Foreword

Humankind is defined by language; but civilization is defined by writing.”

Computer science is defined by computer languages.

Will the information age be defined by the web of software languages?[2]

[2] The first two sentences are the first two sentences of the book The world’s writing systems, co-edited by P. T. Daniels and W. Bright. These three sentences attempt to summarize in a very concise way the logical progression from Stone Age and natural languages toward Information Age and software languages.

Since the invention of writing and then of printing, many books have been written on many different topics. So one should always ask, why another book? In particular, why did the author spend so much time and effort in writing this book? Should we read it? Is there something new and important here? The answer is yes. My recommendation is clear: Don’t miss this book!

I’ve spent a couple of decades trying to understand software, which is certainly the most complex and versatile artefact ever built by humans. Instead of reading the future, I’ve dedicated a lot of time and effort to reading the past, following Winston Churchill’s advice: “The farther back you can look, the farther forward you are likely to see.” I realized that getting a deep understanding of software required understanding the history of not only computer science but also information technology and, ultimately, going back to prehistory, when everything started.

Nobody knows for sure when articulated language first appeared, but it was in prehistoric times, during the Stone Age. There is a general agreement on the fact that Homo sapiens is the only species with such elaborated language. Other species use different communication means, but they remain very limited. For instance, bees use a “domain-specific language” to indicate to other bees the direction of food. By contrast, human language distinguishes itself for being general-purpose and reflexive. This latter property describes a language’s capability to describe facts about itself. This book, which throughout talks about languages, is a perfect example of the metalinguistic capacity of humans. By reading this book, you will learn how metalanguages can be used to define languages. This task is not only extremely enjoyable for the intellect but also has strong practical implications.

Writing is, without any doubt, one of the first and most important information technologies ever invented. You could not read this book without it. As a matter of fact, the invention of writing marks the shift from pre-history to history. Writing did not pop up all at once, though. Very rudimentary techniques, such as notched bones or pebbles, were used in prehistoric times for information recording and basic information processing. But with the neolithic revolution, this situation started to change.

The domestication of plants and animals led to agriculture and livestock farming. Social life organized around settlements enabled (1) the separation of activities, (2) the specialization of knowledge and skills, (3) the appearance of “domain experts,” and (4) the diversification of artifacts produced. While some men worked in fields, other specialized as shipmen, butchers, craftsmen, and so on. The notions of property and barter appeared, bringing new requirements for information recording and processing. In Mesopotamia, protowriting appeared in the form of clay tablets; in Egypt, in the form of tags. Domain-specific languages were used to record the number of sheep, grain units, or other goods. Other kinds of tablets were used to organize tasks.

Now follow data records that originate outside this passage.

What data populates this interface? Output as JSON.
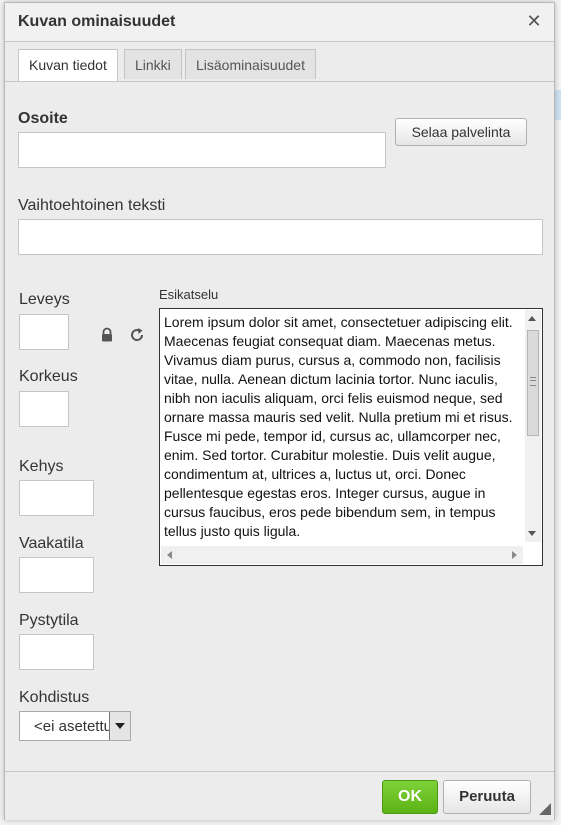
{
  "dialog": {
    "title": "Kuvan ominaisuudet",
    "close_icon": "close-icon"
  },
  "tabs": [
    {
      "label": "Kuvan tiedot",
      "active": true
    },
    {
      "label": "Linkki",
      "active": false
    },
    {
      "label": "Lisäominaisuudet",
      "active": false
    }
  ],
  "form": {
    "url_label": "Osoite",
    "url_value": "",
    "browse_label": "Selaa palvelinta",
    "alt_label": "Vaihtoehtoinen teksti",
    "alt_value": "",
    "width_label": "Leveys",
    "width_value": "",
    "lock_icon": "lock-icon",
    "reset_icon": "reset-size-icon",
    "height_label": "Korkeus",
    "height_value": "",
    "border_label": "Kehys",
    "border_value": "",
    "hspace_label": "Vaakatila",
    "hspace_value": "",
    "vspace_label": "Pystytila",
    "vspace_value": "",
    "align_label": "Kohdistus",
    "align_value": "<ei asetettu>"
  },
  "preview": {
    "label": "Esikatselu",
    "text": "Lorem ipsum dolor sit amet, consectetuer adipiscing elit. Maecenas feugiat consequat diam. Maecenas metus. Vivamus diam purus, cursus a, commodo non, facilisis vitae, nulla. Aenean dictum lacinia tortor. Nunc iaculis, nibh non iaculis aliquam, orci felis euismod neque, sed ornare massa mauris sed velit. Nulla pretium mi et risus. Fusce mi pede, tempor id, cursus ac, ullamcorper nec, enim. Sed tortor. Curabitur molestie. Duis velit augue, condimentum at, ultrices a, luctus ut, orci. Donec pellentesque egestas eros. Integer cursus, augue in cursus faucibus, eros pede bibendum sem, in tempus tellus justo quis ligula."
  },
  "footer": {
    "ok_label": "OK",
    "cancel_label": "Peruuta"
  },
  "colors": {
    "ok_green": "#5cb314",
    "dialog_bg": "#ececec"
  }
}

As villages grew into cities and then into kingdoms, the complexity of social structures increased in an unprecedented manner. Protowriting turned into writing, and civilizations appeared in Egypt and Mesopotamia. Civilization is based on writing. Without writing, rulers could not establish laws, orders could not be sent safely to remote troops, taxes could not be computed, lands and properties could not be administrated, and so on. Early protowriting systems were used locally and evolved in an ad hoc way. The development of writing, by contrast, was somehow controlled and managed by states, via the caste of scribes and the establishment of schools and then libraries to keep bodies of texts or administrative records. In other words, one of the characteristics of civilizations is that written languages are “managed.” As you will see, this book provides important insights about various roles in language management and language engineering, which is one step further. Note that many kinds of notations, either graphical or textual, have been devised. Almost all scientific and engineering disciplines use some domain-specific languages: chemical notations in chemistry, visual diagrams in electronics, architectural drawings, all kinds of mathematical notations, to name just a few.

All the languages and technologies mentioned so far were based on the use of symbols produced and interpreted by humans. By contrast, Charles Babbage invented the concept of an “information machine.” The whole idea was to replace “human computers” using ink and paper to perform repetitive calculations. For this purpose, the machine would have to read and write symbols in some automated fashion. In some sense, computer science is “automatic writing.”

In the previous century, computers became a reality. The first computers, such as the Colossus, ENIAC, or Mark I, were truly technological monsters. Operators had to continuously feed the machines. Humans were dominated by the machines. This period, which I call Paleo informatics, is similar to the Paleolithic, when cavemen were dominated by nature. Whereas the Paleolithic is characterized by small groups of individuals performing a single activity—namely, finding food—Paleo informatics was characterized by small groups of computer shamans focusing on programming. The term computer language was associated with computer science, just as if computers really cared about languages humans invented to deal with them. I guess this is one of the biggest misunderstandings in computer science.

The Paleo informatics age is over. The shift to neoinformatics, though unnoticed, is not recent. In the past decades, the relationships between humans and computers have dramatically changed in favor of humans. Just as the neolithic revolution marked the domestication of nature by humans, humans have now domesticated computers. Even children can use computing devices. This new relation between our society and computers leads to the (re)emergence of the term informatics. Simply put, informatics is computer science in context. Informatics provides the whole picture, including both humans and computers; computer science corresponds to the narrow view focusing on computers.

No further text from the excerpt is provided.